Hussein Chalayan is an internationally recognized cutting-edge fashion designer, who moves between the fashion industry and art creation. He uses bodies and runways as a stage to discuss urban and cultural issues such as migration, identity, and borders through installations, videos, sounds, and various machineries. In comparison to his contemporaries, fashion critics find it difficult to define and categorize his works, which encompass highly sophisticated craftsmanship, cross-cultural thinking, dissection of the ideology behind clothes, as well as radical and runway shows.
Hussein Chalayan liberates garments from their restraints in terms of function, trends, and the fashion industry, allowing them to express themselves more freely and profusely. This premiere of Hussein Chalayan’s work in China brought together more than 130 of his masterpieces, in parts coming from the collections of major museums and design institutions around the world. It formed an archipelago of nine islands, representing nine chapters of his creations.
For Chalayan, “island” is not only his homeland but also a place of imagination and a drifting organism. Born in 1970 in Nicosia, Cyprus, Chalayan spent his childhood moving around with his family due to the conflict between the Greek and Turkish Cypriots on the island. At the age of 11, his mother sent him to study in the United Kingdom by himself, only to come back to Cyprus at the age of 16, and later return to England to attend University.

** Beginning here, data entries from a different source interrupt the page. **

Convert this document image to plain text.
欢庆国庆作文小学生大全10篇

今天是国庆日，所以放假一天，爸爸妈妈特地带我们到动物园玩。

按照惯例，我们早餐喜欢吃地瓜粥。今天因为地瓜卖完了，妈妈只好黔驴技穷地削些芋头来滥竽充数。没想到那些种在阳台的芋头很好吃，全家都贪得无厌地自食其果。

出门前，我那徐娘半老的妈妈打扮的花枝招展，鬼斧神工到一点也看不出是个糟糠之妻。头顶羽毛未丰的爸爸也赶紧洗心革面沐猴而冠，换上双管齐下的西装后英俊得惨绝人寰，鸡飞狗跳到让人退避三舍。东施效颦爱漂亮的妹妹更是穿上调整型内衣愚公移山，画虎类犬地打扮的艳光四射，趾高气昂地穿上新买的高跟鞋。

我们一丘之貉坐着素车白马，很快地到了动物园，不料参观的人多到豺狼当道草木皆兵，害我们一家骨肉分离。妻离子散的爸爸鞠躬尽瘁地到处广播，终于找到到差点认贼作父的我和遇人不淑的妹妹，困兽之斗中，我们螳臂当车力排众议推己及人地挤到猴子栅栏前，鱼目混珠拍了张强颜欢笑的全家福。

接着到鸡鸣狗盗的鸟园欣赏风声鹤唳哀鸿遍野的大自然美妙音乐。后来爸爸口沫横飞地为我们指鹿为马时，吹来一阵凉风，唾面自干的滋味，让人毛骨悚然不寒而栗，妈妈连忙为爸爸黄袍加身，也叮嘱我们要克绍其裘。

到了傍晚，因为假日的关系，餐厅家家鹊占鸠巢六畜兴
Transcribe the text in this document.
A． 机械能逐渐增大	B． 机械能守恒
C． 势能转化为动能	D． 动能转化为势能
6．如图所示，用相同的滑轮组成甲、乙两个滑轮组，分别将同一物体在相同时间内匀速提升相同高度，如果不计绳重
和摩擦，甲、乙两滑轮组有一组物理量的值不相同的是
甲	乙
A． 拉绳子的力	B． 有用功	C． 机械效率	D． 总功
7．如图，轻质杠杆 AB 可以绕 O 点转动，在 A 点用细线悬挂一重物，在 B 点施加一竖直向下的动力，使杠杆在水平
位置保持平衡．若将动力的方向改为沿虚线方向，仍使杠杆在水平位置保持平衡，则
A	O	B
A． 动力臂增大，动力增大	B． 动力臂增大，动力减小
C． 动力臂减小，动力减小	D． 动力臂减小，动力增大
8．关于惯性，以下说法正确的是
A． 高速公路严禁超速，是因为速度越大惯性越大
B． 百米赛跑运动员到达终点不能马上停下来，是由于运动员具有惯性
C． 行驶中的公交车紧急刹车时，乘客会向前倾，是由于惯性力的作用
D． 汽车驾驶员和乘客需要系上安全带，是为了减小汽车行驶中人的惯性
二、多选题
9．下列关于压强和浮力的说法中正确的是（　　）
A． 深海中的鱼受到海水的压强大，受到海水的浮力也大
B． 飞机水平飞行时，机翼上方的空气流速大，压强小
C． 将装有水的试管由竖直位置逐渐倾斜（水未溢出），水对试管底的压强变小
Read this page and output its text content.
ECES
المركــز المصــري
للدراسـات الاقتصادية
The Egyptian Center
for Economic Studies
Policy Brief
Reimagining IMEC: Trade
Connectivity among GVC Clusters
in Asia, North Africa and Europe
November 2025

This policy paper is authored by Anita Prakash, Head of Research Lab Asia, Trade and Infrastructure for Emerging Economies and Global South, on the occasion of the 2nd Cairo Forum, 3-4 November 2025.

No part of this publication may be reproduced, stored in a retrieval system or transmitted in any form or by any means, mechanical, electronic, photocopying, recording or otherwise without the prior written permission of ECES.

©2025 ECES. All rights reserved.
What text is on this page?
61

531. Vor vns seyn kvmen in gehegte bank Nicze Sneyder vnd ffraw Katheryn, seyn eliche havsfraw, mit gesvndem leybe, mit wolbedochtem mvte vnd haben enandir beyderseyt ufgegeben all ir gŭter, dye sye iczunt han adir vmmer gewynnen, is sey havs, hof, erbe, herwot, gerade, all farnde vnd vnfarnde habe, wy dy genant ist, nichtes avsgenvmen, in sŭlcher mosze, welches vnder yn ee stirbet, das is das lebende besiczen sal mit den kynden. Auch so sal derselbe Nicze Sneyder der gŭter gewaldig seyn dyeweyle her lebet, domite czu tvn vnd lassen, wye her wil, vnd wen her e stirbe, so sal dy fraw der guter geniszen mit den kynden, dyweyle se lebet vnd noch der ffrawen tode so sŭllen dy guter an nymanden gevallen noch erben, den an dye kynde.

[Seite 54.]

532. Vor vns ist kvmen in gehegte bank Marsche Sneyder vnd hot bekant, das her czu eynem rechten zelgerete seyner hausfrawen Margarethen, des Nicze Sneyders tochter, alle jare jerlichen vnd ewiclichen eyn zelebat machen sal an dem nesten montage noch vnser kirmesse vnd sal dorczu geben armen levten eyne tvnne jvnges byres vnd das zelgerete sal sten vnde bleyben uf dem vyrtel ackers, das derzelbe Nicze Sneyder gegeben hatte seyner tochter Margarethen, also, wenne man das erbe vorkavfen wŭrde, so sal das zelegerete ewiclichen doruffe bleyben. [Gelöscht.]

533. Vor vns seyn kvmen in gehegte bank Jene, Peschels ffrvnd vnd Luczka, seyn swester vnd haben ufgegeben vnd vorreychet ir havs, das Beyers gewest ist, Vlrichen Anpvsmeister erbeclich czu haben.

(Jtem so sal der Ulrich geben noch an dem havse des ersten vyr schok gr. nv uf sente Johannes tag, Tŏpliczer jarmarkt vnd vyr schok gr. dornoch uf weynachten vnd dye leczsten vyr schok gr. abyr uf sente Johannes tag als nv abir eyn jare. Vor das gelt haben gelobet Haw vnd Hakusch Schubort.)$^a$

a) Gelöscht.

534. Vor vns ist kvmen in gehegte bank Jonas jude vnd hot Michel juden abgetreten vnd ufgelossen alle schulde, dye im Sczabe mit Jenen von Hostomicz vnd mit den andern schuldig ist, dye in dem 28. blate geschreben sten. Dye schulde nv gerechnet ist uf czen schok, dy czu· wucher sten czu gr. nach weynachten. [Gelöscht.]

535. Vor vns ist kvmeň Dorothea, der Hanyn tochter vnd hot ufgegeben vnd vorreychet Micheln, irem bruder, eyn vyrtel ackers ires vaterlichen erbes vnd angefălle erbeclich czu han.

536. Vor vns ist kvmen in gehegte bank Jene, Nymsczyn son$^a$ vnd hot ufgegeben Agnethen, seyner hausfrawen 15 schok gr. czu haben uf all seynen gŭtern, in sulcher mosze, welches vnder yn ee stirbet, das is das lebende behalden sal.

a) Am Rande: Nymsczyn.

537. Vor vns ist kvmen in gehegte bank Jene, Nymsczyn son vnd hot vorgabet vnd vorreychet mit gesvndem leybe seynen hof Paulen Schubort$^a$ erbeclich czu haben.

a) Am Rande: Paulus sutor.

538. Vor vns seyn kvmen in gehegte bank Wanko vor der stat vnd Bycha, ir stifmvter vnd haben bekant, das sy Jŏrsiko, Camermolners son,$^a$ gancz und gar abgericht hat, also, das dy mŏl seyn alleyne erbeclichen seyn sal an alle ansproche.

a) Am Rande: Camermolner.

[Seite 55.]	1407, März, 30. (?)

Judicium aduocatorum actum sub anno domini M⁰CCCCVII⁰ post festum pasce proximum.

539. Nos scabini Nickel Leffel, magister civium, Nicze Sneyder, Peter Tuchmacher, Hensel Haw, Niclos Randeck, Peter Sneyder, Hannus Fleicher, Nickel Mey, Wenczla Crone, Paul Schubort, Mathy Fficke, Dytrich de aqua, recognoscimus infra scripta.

His graduation project at Central Saint Martins College of Art and Design in London revealed a very distinct interpretation of clothing compared to his contemporaries and he quickly became an “anomaly” of sorts within the European fashion scene. Through his designs, people can get a strong feeling for his thinking and criticism on the dichotomies of globalization and localism, the individual and the grand world theatre, and mechanistic views and the spiritual world.
Chalayan lets his clothes oscillate between the two-dimensional (tailoring, films) and three-dimensional (fashion shows) in an effort for them to overcome their wearers and become disembodied, nameless narrators. He once stated that he wanted “to create a sense of life for the clothes,” which is also what we hope and imagine for the islands of this exhibition.